Comfortable access to the interior is provided by the innovative electric door opening and closing system from technology leader Kiekert, while privacy during autonomous driving is ensured by a folding fan system from Zypalis whose leaves can be custom-printed. Front and rear multifunction panels from Swiss company Weidplas integrate turn signals, brake lights and tail lights. They also use ambient light effects and communication elements to stay in contact with other road users. The integrated fiber optics and semi-transparent covers of these panels are made from PMMA supplied by specialist chemical group Evonik, and attached using Sika bonding and sealing materials.
The fact that electric vehicles can also be sexy and emotionally charged – in Rinspeed’s view even have to be in order to sell better – is proven by “Budii’s” bright anthracite paint finish with sparkler effect. In the interior, designed jointly by Hornschuch and Strähle+Hess, silver-colored and midnight-blue “skai” surfaces as well as the cognac-colored textile with signal-orange highlights in edging and band create a feel-good lounge atmosphere. The floor carpets and floor mats were supplied by Racemark Industries, the innovative rear shelf made from thermoplastics by Schoeller Spinning Group. The finishing touches for the entire interior decoration were added by the firm of Mansory. Removable Plexiglas worktables allow relaxed working during autonomous driving.

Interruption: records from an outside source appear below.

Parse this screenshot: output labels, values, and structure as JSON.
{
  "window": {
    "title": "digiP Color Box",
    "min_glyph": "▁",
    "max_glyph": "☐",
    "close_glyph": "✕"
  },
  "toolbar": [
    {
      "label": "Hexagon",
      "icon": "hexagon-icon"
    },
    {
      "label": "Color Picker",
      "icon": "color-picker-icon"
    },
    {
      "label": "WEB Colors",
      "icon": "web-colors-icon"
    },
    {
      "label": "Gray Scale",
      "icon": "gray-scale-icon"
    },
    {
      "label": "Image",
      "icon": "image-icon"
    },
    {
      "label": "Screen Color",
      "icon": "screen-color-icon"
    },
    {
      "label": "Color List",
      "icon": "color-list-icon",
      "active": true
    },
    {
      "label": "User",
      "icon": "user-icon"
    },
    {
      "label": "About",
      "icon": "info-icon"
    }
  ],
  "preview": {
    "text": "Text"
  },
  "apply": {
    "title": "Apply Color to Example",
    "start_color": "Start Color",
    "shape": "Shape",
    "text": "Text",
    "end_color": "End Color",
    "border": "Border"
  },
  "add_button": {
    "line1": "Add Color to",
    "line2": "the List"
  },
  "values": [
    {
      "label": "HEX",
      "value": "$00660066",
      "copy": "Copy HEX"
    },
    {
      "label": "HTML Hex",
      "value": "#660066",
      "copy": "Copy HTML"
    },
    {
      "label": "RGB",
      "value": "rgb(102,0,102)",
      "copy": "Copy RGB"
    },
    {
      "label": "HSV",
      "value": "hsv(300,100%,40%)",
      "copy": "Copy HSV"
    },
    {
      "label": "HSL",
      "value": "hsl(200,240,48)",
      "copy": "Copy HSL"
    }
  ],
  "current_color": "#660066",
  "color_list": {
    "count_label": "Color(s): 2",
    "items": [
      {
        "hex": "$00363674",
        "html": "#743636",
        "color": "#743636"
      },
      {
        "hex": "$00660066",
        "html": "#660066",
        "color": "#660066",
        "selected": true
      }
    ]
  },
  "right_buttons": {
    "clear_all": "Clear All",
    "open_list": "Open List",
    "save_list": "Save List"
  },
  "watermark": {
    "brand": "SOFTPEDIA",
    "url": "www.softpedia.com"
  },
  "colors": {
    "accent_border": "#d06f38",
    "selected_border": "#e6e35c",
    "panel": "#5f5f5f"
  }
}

The air outlets with ambient lighting in the dashboard, the wellness shower in the headliner and the center console with cup holders and stowage compartments for cell phones complete with inductive charging function come from Dr. Schneider Group. A particularly efficient electric heating system from Eberspächer ensures cozy warmth in the interior. It also provides pre-heating of the battery and ensures a convenient auxiliary heater function. In keeping with the times, the system is controlled via smartwatch or smartphone.
The look through the steering wheel reveals the world’s most intelligent watch winder. That is another trick “Buddie’s” robotic arm has up its sleeve, proving it truly is a friend of the driver: it uses ingenious motions to wind the movement of the classy and technically sophisticated “Manero PowerReserve” watch from Lucerne-based watchmaker Carl F. Bucherer as soon as the high-resolution Kappa camera in the interior recognizes that the power reserve displayed on the watch face is about to be depleted. Well yes, sometimes they are also a little bit playful at the Swiss think tank and mobility lab Rinspeed.